The Liberals have gone on to propose that the offending legislation be amended in the Senate, where they hold a majority of the seats, and have vowed “that a tiny clause in the Income Tax Act [will] not become a tool of government censorship.” A string of Liberal senators have since expressed their opposition to the legislation, presently in the hands of the Senate Banking committee, which will hold hearings on the bill April 2.

The NDP, meanwhile, half-heartedly suggested that the bill should be returned to the House of Commons for the public debate that the Conservatives were supposedly solely responsible for thwarting. This suggestion arises partly out of the invariable role of the NDP as the most faithful champion of the Canadian parliament, come what may, and partly out of the need to propose something different than the Liberals that, since it would never to come to pass, would stand little chance of restricting the NDP’s future parliamentary maneuvers.

For both the Liberals and the NDP, the issue is essentially an opportunity to burnish their thoroughly tattered credentials as opposition parties. Since the Conservative minority government came to power, it has been sustained through crisis after crisis by the Liberals, the NDP, or both.

The assistance lent to them by the opposition parties has allowed the Conservatives to proceed with their radical right-wing agenda despite a lack of electoral and popular support. In the 2006 election, with more than a third of the electorate abstaining, the Conservatives won 40 percent of the seats with 36 percent of the vote. In other words, somewhat less than one in four Canadians voted for the Conservatives, and this despite the fact that the big-business controlled media had swung decisively behind them, including trumpeting the claim that Liberal “corruption” transcended all other issues.

Most recently, the Liberals voted with the Conservatives to extend the highly unpopular participation of the Canadian Armed Forces (CAF) in the US-NATO counter-insurgency war in Afghanistan. The CAF role in Afghanistan is now set to last to the end of 2011, and Liberals challenged about their previous call for the mission to end in February 2009 will presumably seek to change the subject of conversation as quickly as possible.

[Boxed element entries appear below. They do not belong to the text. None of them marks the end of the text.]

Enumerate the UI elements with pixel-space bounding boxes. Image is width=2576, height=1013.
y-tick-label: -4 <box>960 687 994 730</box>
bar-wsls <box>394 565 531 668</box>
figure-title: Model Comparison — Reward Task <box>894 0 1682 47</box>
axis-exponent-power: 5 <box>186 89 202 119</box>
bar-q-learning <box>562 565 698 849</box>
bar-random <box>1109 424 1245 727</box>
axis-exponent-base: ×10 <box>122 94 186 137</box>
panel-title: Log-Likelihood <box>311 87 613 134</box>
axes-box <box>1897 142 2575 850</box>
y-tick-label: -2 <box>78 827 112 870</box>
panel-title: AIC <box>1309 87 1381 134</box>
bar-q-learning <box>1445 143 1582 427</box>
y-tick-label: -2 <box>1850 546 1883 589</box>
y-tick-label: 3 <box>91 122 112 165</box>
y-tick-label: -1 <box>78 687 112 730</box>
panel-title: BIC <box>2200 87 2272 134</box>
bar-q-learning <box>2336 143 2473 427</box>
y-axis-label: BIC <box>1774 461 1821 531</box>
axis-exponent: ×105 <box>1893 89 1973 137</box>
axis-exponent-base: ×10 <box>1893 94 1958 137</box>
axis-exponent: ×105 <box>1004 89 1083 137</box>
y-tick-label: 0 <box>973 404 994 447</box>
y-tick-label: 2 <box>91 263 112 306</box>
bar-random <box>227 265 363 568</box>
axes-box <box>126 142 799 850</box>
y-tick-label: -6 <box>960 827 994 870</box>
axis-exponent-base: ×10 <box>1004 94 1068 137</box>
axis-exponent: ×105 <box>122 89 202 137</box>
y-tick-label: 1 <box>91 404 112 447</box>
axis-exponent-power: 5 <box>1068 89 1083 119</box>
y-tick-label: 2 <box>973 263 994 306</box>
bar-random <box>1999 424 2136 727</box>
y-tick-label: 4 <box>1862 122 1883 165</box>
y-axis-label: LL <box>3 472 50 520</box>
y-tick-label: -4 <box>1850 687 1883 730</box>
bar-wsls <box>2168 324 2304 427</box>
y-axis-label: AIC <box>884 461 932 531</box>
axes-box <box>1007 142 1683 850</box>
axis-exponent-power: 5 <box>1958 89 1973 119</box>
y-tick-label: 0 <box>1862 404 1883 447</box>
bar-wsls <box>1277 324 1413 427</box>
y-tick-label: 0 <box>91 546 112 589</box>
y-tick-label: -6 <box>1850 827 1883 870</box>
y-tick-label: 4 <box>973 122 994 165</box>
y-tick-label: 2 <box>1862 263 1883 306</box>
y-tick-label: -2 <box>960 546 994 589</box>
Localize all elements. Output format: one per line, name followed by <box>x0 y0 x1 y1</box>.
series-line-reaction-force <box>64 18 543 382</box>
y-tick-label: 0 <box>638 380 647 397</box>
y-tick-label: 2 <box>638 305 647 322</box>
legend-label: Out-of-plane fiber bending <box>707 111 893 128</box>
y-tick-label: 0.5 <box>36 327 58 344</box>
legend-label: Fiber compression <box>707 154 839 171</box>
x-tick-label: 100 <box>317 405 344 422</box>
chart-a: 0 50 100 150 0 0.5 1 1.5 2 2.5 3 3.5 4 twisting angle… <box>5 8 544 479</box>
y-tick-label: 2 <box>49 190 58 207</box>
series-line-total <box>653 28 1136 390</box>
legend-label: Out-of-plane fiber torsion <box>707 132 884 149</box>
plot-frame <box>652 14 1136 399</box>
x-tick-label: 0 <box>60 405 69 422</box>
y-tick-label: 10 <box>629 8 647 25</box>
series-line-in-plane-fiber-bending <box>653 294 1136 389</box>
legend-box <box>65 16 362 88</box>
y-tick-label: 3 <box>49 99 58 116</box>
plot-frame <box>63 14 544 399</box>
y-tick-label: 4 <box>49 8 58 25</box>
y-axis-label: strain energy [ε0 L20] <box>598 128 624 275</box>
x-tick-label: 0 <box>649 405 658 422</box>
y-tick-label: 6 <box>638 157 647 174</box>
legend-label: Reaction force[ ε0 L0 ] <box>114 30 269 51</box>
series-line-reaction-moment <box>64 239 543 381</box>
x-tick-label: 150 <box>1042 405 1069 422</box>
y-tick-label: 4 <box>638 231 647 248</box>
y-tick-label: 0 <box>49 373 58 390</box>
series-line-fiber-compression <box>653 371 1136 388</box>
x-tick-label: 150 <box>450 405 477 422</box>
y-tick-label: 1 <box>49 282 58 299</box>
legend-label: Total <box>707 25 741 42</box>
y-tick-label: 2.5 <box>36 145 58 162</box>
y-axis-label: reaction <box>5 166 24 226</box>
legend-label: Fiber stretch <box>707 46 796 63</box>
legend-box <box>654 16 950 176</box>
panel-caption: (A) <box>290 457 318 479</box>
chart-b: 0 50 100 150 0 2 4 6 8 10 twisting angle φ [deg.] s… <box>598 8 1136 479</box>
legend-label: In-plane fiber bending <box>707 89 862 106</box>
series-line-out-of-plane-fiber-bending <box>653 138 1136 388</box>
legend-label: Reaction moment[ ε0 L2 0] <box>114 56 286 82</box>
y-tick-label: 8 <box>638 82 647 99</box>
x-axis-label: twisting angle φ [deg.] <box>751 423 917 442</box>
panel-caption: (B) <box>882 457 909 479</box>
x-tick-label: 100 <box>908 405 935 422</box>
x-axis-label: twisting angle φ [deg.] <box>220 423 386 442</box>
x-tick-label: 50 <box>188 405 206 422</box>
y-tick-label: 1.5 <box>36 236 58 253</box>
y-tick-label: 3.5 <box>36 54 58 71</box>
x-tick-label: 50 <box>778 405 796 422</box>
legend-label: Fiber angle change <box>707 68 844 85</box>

What the fate of the film tax credit legislation will be in the Liberal-controlled Senate remains to be seen. It is probable that the Liberals will avail themselves of this opportunity to oppose the Conservatives on an issue that they consider of secondary importance. Even should that come to pass, the failure of the opposition parties to even notice (if one takes their word for it) the government bid to censor film and television production demonstrates that the defense of artistic freedom cannot be entrusted to any section of the Canadian political establishment.